Still... doesn't mean a whole lot custody-wise.

Have you done mediation yet? You'll be ordered to.

And any attempts to prevent Mom from having the child w/her will NOT look good for you. You MUST facilitate a relationship. What is your work schedule? Who babysits/provides child care?
No mediation yet. I am not really preventing her from seeing our son. I take him to and from her place. When she was working, she was ok with the 70/30. She just doesn't want it on paper because I can file for support. I take him to a daycare near my house and I pay all of it. Sometimes she will watch him one or 2 days since she is out of work if I drop him off but its not consistent.
 

CJane

Senior Member
No mediation yet. I am not really preventing her from seeing our son. I take him to and from her place. When she was working, she was ok with the 70/30. She just doesn't want it on paper because I can file for support. I take him to a daycare near my house and I pay all of it. Sometimes she will watch him one or 2 days since she is out of work if I drop him off but its not consistent.
And what is your work schedule?

What was mom's work schedule when she was employed?

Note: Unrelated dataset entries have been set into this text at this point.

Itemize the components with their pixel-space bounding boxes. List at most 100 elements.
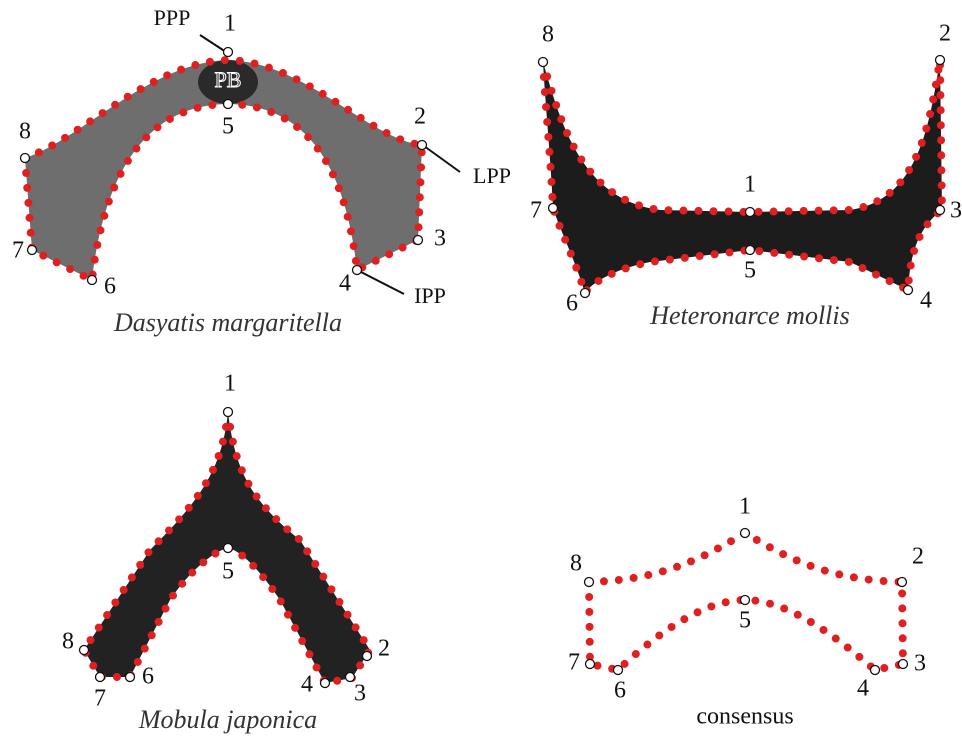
semilandmark [586, 623, 594, 631]
semilandmark [659, 567, 667, 575]
semilandmark [644, 571, 652, 579]
semilandmark [166, 115, 174, 123]
semilandmark [124, 157, 132, 165]
semilandmark [850, 573, 858, 581]
semilandmark [905, 276, 913, 284]
semilandmark [415, 223, 423, 231]
semilandmark [547, 163, 555, 171]
landmark [126, 673, 135, 682]
semilandmark [249, 562, 257, 570]
semilandmark [93, 241, 101, 249]
species-name: Heteronarce mollis [649, 301, 850, 330]
semilandmark [369, 122, 377, 130]
semilandmark [169, 592, 177, 600]
semilandmark [807, 562, 815, 570]
semilandmark [898, 589, 906, 597]
semilandmark [314, 145, 322, 153]
semilandmark [608, 270, 616, 278]
semilandmark [673, 563, 681, 571]
landmark [746, 246, 755, 255]
species-name: Dasyatis margaritella [113, 308, 342, 337]
semilandmark [281, 115, 289, 123]
semilandmark [265, 64, 273, 72]
landmark [353, 266, 362, 275]
semilandmark [899, 619, 907, 627]
semilandmark [844, 644, 852, 652]
semilandmark [352, 257, 360, 265]
landmark [741, 596, 750, 605]
landmark [871, 666, 880, 675]
annotation: PPP [154, 5, 191, 30]
landmark [614, 666, 623, 675]
landmark [581, 289, 590, 298]
landmark-label: 8 [19, 119, 31, 145]
semilandmark [766, 600, 774, 608]
semilandmark [755, 247, 763, 255]
semilandmark [344, 213, 352, 221]
landmark [224, 408, 233, 417]
semilandmark [215, 452, 223, 460]
semilandmark [372, 257, 380, 265]
semilandmark [385, 250, 393, 258]
semilandmark [39, 252, 47, 260]
semilandmark [830, 256, 838, 264]
semilandmark [399, 244, 407, 252]
landmark [28, 246, 37, 255]
semilandmark [922, 125, 930, 133]
semilandmark [306, 82, 314, 90]
semilandmark [80, 272, 88, 280]
semilandmark [755, 208, 763, 216]
semilandmark [175, 515, 183, 523]
landmark [899, 660, 908, 669]
semilandmark [905, 166, 913, 174]
semilandmark [253, 492, 261, 500]
semilandmark [268, 585, 276, 593]
landmark [96, 673, 105, 682]
semilandmark [545, 148, 553, 156]
semilandmark [304, 133, 312, 141]
semilandmark [153, 123, 161, 131]
semilandmark [284, 611, 292, 619]
semilandmark [886, 189, 894, 197]
semilandmark [105, 198, 113, 206]
semilandmark [211, 550, 219, 558]
semilandmark [27, 229, 35, 237]
landmark-label: 7 [94, 686, 106, 712]
semilandmark [937, 121, 945, 129]
semilandmark [937, 151, 945, 159]
semilandmark [694, 207, 702, 215]
semilandmark [113, 673, 121, 681]
semilandmark [87, 636, 95, 644]
semilandmark [615, 576, 623, 584]
landmark [936, 206, 945, 215]
semilandmark [621, 196, 629, 204]
semilandmark [794, 611, 802, 619]
semilandmark [557, 115, 565, 123]
semilandmark [608, 188, 616, 196]
semilandmark [86, 117, 94, 125]
landmark-label: 3 [354, 681, 366, 707]
semilandmark [687, 557, 695, 565]
semilandmark [622, 264, 630, 272]
landmark-label: 1 [224, 11, 236, 37]
semilandmark [222, 423, 230, 431]
semilandmark [124, 93, 132, 101]
semilandmark [111, 101, 119, 109]
semilandmark [293, 123, 301, 131]
semilandmark [873, 197, 881, 205]
semilandmark [327, 585, 335, 593]
semilandmark [855, 653, 863, 661]
semilandmark [202, 479, 210, 487]
semilandmark [544, 133, 552, 141]
landmark [549, 204, 558, 213]
landmark-label: 6 [104, 274, 116, 300]
semilandmark [208, 101, 216, 109]
semilandmark [251, 60, 259, 68]
semilandmark [936, 91, 944, 99]
semilandmark [714, 544, 722, 552]
semilandmark [209, 466, 217, 474]
semilandmark [845, 258, 853, 266]
semilandmark [770, 249, 778, 257]
semilandmark [668, 623, 676, 631]
leader-line [359, 271, 404, 294]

How far away did you move from the marital home?

Where is Mom living? How far is THAT from the marital home?

Did mom drink when you were together? Obviously she drank at least occasionally 6 years ago. How long have you been married?
 

jamessmith

Junior Member
And what is your work schedule?

What was mom's work schedule when she was employed?

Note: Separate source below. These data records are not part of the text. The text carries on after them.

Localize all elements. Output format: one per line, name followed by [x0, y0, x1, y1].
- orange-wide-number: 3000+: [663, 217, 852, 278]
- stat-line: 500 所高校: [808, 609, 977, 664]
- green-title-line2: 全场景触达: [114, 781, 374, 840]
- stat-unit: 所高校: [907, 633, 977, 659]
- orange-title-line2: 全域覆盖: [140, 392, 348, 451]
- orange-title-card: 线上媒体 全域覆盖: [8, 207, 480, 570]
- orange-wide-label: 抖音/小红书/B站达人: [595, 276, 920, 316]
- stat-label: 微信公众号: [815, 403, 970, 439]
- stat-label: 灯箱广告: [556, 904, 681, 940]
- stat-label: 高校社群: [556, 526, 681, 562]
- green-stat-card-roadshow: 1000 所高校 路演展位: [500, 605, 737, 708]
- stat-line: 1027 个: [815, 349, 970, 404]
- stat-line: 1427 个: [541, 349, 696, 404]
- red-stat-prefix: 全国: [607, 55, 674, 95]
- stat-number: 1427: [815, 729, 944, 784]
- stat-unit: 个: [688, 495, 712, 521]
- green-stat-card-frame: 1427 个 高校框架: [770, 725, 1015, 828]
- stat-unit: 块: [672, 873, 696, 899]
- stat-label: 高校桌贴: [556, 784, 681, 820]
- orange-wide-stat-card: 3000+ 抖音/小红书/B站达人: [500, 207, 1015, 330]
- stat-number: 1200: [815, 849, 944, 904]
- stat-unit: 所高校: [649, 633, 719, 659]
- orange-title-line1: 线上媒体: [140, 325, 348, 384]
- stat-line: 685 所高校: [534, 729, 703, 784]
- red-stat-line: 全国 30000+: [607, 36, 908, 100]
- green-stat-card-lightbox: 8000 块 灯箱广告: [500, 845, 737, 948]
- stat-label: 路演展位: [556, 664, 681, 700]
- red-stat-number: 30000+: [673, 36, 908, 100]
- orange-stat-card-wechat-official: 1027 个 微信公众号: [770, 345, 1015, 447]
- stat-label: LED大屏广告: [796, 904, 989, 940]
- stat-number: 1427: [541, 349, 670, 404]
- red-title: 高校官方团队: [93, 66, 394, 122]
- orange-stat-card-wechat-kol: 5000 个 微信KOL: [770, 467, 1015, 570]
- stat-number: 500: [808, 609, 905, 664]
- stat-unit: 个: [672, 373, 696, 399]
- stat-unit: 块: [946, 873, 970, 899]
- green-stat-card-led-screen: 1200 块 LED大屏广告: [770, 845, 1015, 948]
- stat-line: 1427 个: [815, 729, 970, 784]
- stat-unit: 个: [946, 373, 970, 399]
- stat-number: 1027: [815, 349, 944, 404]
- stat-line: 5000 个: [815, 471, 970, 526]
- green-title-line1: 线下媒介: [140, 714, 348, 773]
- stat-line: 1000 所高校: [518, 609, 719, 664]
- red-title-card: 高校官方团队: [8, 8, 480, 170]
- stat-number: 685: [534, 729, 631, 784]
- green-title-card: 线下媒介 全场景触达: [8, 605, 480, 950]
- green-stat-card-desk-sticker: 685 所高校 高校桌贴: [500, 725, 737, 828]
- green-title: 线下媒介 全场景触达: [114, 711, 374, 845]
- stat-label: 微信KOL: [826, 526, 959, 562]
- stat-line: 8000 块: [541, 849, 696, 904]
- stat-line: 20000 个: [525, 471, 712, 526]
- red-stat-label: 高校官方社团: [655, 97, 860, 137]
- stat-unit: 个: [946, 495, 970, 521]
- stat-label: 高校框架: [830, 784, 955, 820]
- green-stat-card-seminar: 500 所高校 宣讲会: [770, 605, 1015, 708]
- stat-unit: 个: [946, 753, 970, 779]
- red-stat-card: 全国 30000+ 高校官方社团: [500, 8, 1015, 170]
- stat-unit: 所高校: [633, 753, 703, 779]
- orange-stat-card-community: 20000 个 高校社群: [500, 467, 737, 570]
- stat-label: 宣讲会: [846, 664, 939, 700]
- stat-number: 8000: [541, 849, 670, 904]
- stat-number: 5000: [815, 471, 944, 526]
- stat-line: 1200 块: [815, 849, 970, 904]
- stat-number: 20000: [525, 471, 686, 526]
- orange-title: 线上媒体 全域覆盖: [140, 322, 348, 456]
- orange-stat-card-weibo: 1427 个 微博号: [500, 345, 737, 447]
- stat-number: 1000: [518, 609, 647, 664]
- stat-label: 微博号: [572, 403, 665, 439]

How far away did you move from the marital home?

Where is Mom living? How far is THAT from the marital home?

Did mom drink when you were together? Obviously she drank at least occasionally 6 years ago. How long have you been married?
She worked 7-4:30. I worked 7-6pm.

I moved less than 1 mile away. She moved about 13 miles away(she moved first, leaving me with rent to pay under lease).

She drank alot before we met. She stopped for the most part while we were married, but started again when we agreed to slpit up.
 

jamessmith

Junior Member
Frankly I think you've got a more than reasonable chance at 50/50 (which often does not mean a 50/50 timeshare - bear this in mind) but most courts are very reluctant to do a 70/30 without having a darn good reason for doing so.

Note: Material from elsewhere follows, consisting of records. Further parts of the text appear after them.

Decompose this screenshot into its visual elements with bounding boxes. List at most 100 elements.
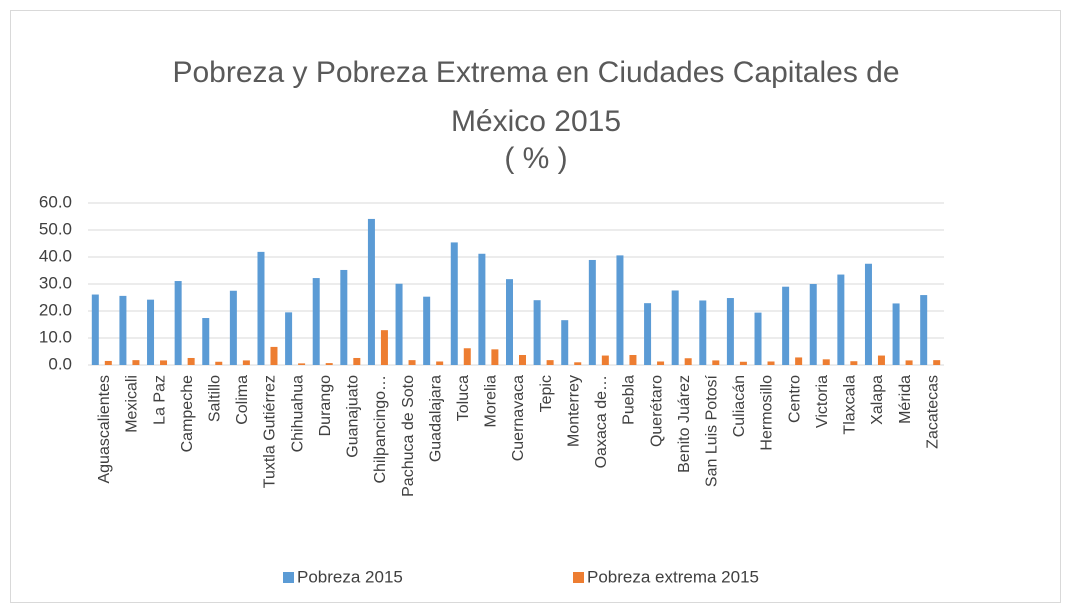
bar	[380, 330, 388, 365]
y-tick-label: 0.0	[48, 354, 72, 373]
bar	[822, 359, 830, 365]
bar	[877, 355, 885, 365]
bar	[588, 259, 596, 365]
chart-title: México 2015	[451, 105, 621, 138]
bar	[132, 360, 140, 365]
bar	[920, 295, 928, 365]
x-tick-label: Aguascalientes	[96, 375, 113, 484]
bar	[782, 286, 790, 365]
bar	[119, 295, 127, 365]
bar	[561, 320, 569, 365]
bar	[616, 255, 624, 365]
bar	[864, 263, 872, 365]
bar	[533, 300, 541, 365]
bar	[285, 312, 293, 365]
bar	[91, 294, 99, 365]
bar	[340, 269, 348, 365]
bar	[684, 358, 692, 365]
bar	[837, 274, 845, 365]
bar	[491, 349, 499, 365]
x-tick-label: Oaxaca de…	[593, 375, 610, 468]
x-tick-label: Benito Juárez	[676, 375, 693, 473]
x-tick-label: Guanajuato	[345, 375, 362, 458]
chart-title: Pobreza y Pobreza Extrema en Ciudades Ca…	[172, 56, 899, 89]
bar	[187, 357, 195, 365]
bar	[892, 303, 900, 365]
bar	[395, 283, 403, 365]
x-tick-label: Guadalajara	[427, 375, 444, 462]
bar	[298, 363, 306, 365]
y-tick-label: 50.0	[39, 219, 72, 238]
bar	[546, 360, 554, 365]
x-tick-label: Mérida	[897, 375, 914, 424]
x-tick-label: Tlaxcala	[842, 375, 859, 435]
bar	[478, 253, 486, 365]
x-tick-label: Colima	[234, 375, 251, 425]
bar	[739, 361, 747, 365]
bar	[325, 363, 333, 365]
bar	[408, 360, 416, 365]
x-tick-label: Campeche	[179, 375, 196, 452]
x-tick-label: Puebla	[621, 375, 638, 425]
x-tick-label: Toluca	[455, 375, 472, 421]
bar	[215, 361, 223, 365]
x-tick-label: Pachuca de Soto	[400, 375, 417, 497]
x-tick-label: Tepic	[538, 375, 555, 412]
x-tick-label: Monterrey	[565, 375, 582, 447]
bar	[767, 361, 775, 365]
bar	[519, 355, 526, 365]
x-tick-label: Chilpancingo…	[372, 375, 389, 484]
x-tick-label: San Luis Potosí	[704, 374, 721, 487]
legend-swatch	[283, 572, 294, 583]
bar	[726, 298, 734, 365]
legend-label: Pobreza 2015	[297, 567, 403, 586]
bar	[463, 348, 471, 365]
bar	[933, 360, 941, 365]
bar	[104, 360, 112, 365]
bar	[242, 360, 250, 365]
x-tick-label: Culiacán	[731, 375, 748, 437]
bar	[574, 362, 582, 365]
legend-swatch	[573, 572, 584, 583]
bar	[905, 360, 913, 365]
bar	[850, 361, 858, 365]
bar	[657, 361, 665, 365]
bar	[436, 361, 444, 365]
bar	[629, 355, 637, 365]
bar	[712, 360, 720, 365]
bar	[229, 290, 237, 365]
x-tick-label: Tuxtla Gutiérrez	[262, 375, 279, 488]
x-tick-label: Zacatecas	[924, 375, 941, 449]
bar	[809, 284, 817, 365]
bar	[160, 360, 168, 365]
bar	[450, 242, 458, 365]
bar	[754, 312, 762, 365]
x-tick-label: Xalapa	[869, 375, 886, 425]
x-tick-label: Chihuahua	[289, 375, 306, 453]
bar	[353, 357, 361, 365]
y-tick-label: 30.0	[39, 273, 72, 292]
x-tick-label: Hermosillo	[759, 375, 776, 451]
x-tick-label: Saltillo	[206, 375, 223, 422]
bar	[423, 296, 431, 365]
x-tick-label: Cuernavaca	[510, 375, 527, 461]
chart-title: ( % )	[504, 142, 567, 175]
legend-label: Pobreza extrema 2015	[587, 567, 759, 586]
x-tick-label: Victoria	[814, 375, 831, 428]
y-tick-label: 20.0	[39, 300, 72, 319]
x-tick-label: Durango	[317, 375, 334, 436]
bar	[270, 346, 278, 365]
x-tick-label: La Paz	[151, 375, 168, 425]
bar	[367, 218, 375, 365]
bar	[671, 290, 679, 365]
bar	[147, 299, 155, 365]
bar	[257, 251, 265, 365]
x-tick-label: Centro	[786, 375, 803, 423]
bar	[312, 278, 320, 365]
bar	[795, 357, 803, 365]
bar	[601, 355, 609, 365]
y-tick-label: 10.0	[39, 327, 72, 346]
bar	[202, 318, 210, 365]
y-tick-label: 40.0	[39, 246, 72, 265]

Because you cannot prove kiddo was ever endangered while she was drinking (and had she been sober and started again, or what?) it's likely that you will not be able to use this against her to any useful degree.

Also you were still together until this year - the matter of Mom not taking kiddo to appointments before that unlikely to be a factor either since you effectively condoned it during that time.
I was planning on putting 50/50 legal, and 70/30 physical. When she does get her act together, I am willing to work with her on custody. I have been helping her through all of this even with all the stress she put me through. I have even been taking her to some of her classes.
 

Proserpina

Senior Member
I was planning on putting 50/50 legal, and 70/30 physical. When she does get her act together, I am willing to work with her on custody. I have been helping her through all of this even with all the stress she put me through. I have even been taking her to some of her classes.
How are you defining "getting her act together"?